Simulates the NTP receive and packet procedures for a reference clock. This provides a mechanism in which the ordinary NTP filter, selection and combining algorithms can be used to suppress misbehaving radios and to mitigate between them when more than one is available for backup.

refclock_gtraw, refclock_gtlin - read the buffer and on-time timestamp

These routines return the data received from the clock and the on-time timestamp. The refclock_gtraw routine returns a batch of one or more characters returned by the Unix terminal routines in raw mode. The refclock_gtlin routine removes the parity bit and control characters and returns all the characters up to and including the line terminator. Either routine returns the number of characters delivered.

refclock_open - open a serial port for reference clock

Opens a serial port for I/O and sets default options. It returns the file descriptor if success and zero if failure.

refclock_ioctl - set serial port control functions

Attempts to hide the internal, system-specific details of serial ports. It can handle POSIX (termios), SYSV (termio) and BSD (sgtty) interfaces with varying degrees of success. The routine returns one if success and zero if failure.

refclock_ppsapi

Initializes the Pulse-per-Second interface (see below).

refclock_pps

Called once per second to read the latest PPS offset and save it in the circular buffer (see below).

8. Pulse-per-Second Interface

When the Pulse-per-Second Application Interface (RFC 2783) is present, a compact PPS interface is available to all drivers.

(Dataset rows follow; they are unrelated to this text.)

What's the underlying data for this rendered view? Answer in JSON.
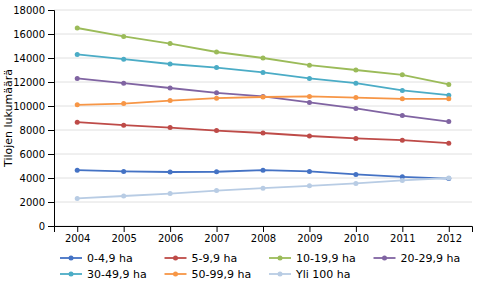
{
  "chart_data": {
    "type": "line",
    "x": [
      2004,
      2005,
      2006,
      2007,
      2008,
      2009,
      2010,
      2011,
      2012
    ],
    "series": [
      {
        "name": "0-4,9 ha",
        "color": "#4472C4",
        "values": [
          4650,
          4550,
          4500,
          4520,
          4650,
          4550,
          4300,
          4100,
          3950
        ]
      },
      {
        "name": "5-9,9 ha",
        "color": "#BE4B48",
        "values": [
          8650,
          8400,
          8200,
          7950,
          7750,
          7500,
          7300,
          7150,
          6900
        ]
      },
      {
        "name": "10-19,9 ha",
        "color": "#9BBB59",
        "values": [
          16500,
          15800,
          15200,
          14500,
          14000,
          13400,
          13000,
          12600,
          11800
        ]
      },
      {
        "name": "20-29,9 ha",
        "color": "#8064A2",
        "values": [
          12300,
          11900,
          11500,
          11100,
          10800,
          10300,
          9800,
          9200,
          8700
        ]
      },
      {
        "name": "30-49,9 ha",
        "color": "#4BACC6",
        "values": [
          14300,
          13900,
          13500,
          13200,
          12800,
          12300,
          11900,
          11300,
          10900
        ]
      },
      {
        "name": "50-99,9 ha",
        "color": "#F79646",
        "values": [
          10100,
          10200,
          10450,
          10650,
          10750,
          10800,
          10700,
          10600,
          10600
        ]
      },
      {
        "name": "Yli 100 ha",
        "color": "#B8CCE4",
        "values": [
          2300,
          2500,
          2700,
          2950,
          3150,
          3350,
          3550,
          3800,
          4000
        ]
      }
    ],
    "ylabel": "Tilojen lukumäärä",
    "xlim": [
      2003.5,
      2012.5
    ],
    "xticks": [
      2004,
      2005,
      2006,
      2007,
      2008,
      2009,
      2010,
      2011,
      2012
    ],
    "ylim": [
      0,
      18000
    ],
    "yticks": [
      0,
      2000,
      4000,
      6000,
      8000,
      10000,
      12000,
      14000,
      16000,
      18000
    ],
    "grid": true,
    "marker": "circle",
    "legend": "bottom"
  }
}
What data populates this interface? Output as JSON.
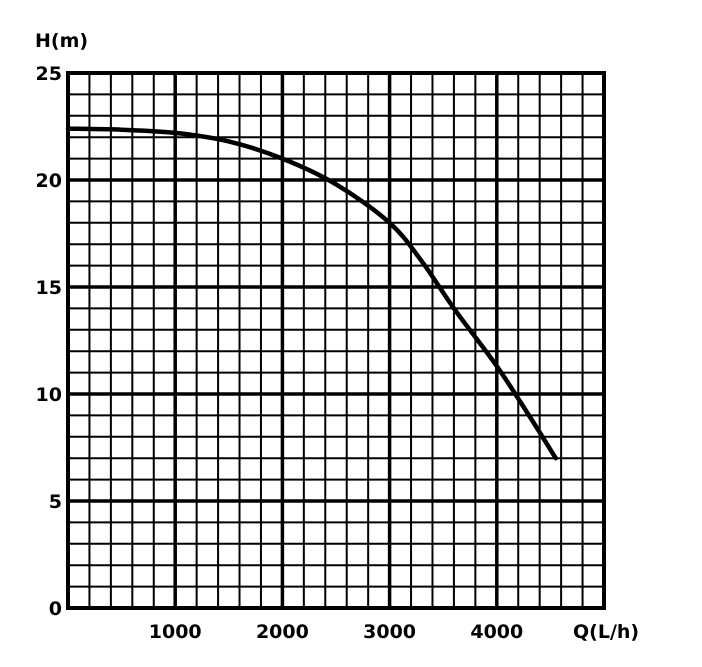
{
  "chart_data": {
    "type": "line",
    "title": "",
    "xlabel": "Q(L/h)",
    "ylabel": "H(m)",
    "xlim": [
      0,
      5000
    ],
    "ylim": [
      0,
      25
    ],
    "x_ticks": [
      1000,
      2000,
      3000,
      4000
    ],
    "y_ticks": [
      0,
      5,
      10,
      15,
      20,
      25
    ],
    "grid": true,
    "legend": "none",
    "line_color": "#000000",
    "series": [
      {
        "x": [
          0,
          500,
          1000,
          1500,
          2000,
          2500,
          3000,
          3300,
          3600,
          4000,
          4300,
          4550
        ],
        "values": [
          22.4,
          22.35,
          22.2,
          21.8,
          21.0,
          19.8,
          18.0,
          16.2,
          14.0,
          11.3,
          9.0,
          7.0
        ]
      }
    ]
  }
}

See the Mitigation Rules and the Prefer Peer page for further information. To use this interface, include the timeppps.h and refclock_pps.h header files and define the refclock_ppsctl structure in the driver private storage. The timepps.h file is specific to each operating system and may not be available for some systems.

To use the interface, call refclock_ppsapi from the startup routine passing the device file descriptor and refclock_ppsctl structure pointer. Then, call refclock_pps from the timer routine passing the association pointer and refclock_ppsctl structure pointer. See the refclock_pps.c file for examples and calling sequences. If the PPS signal is valid, the offset sample will be save in the circular buffer and a bit set in the association flags word indicating the sample is valid and the driver an be selected as a PPS peer. If this bit is set when the poll routine is called, the driver calls the refclock_receive routine to process the samples in the circular buffer and update the system clock.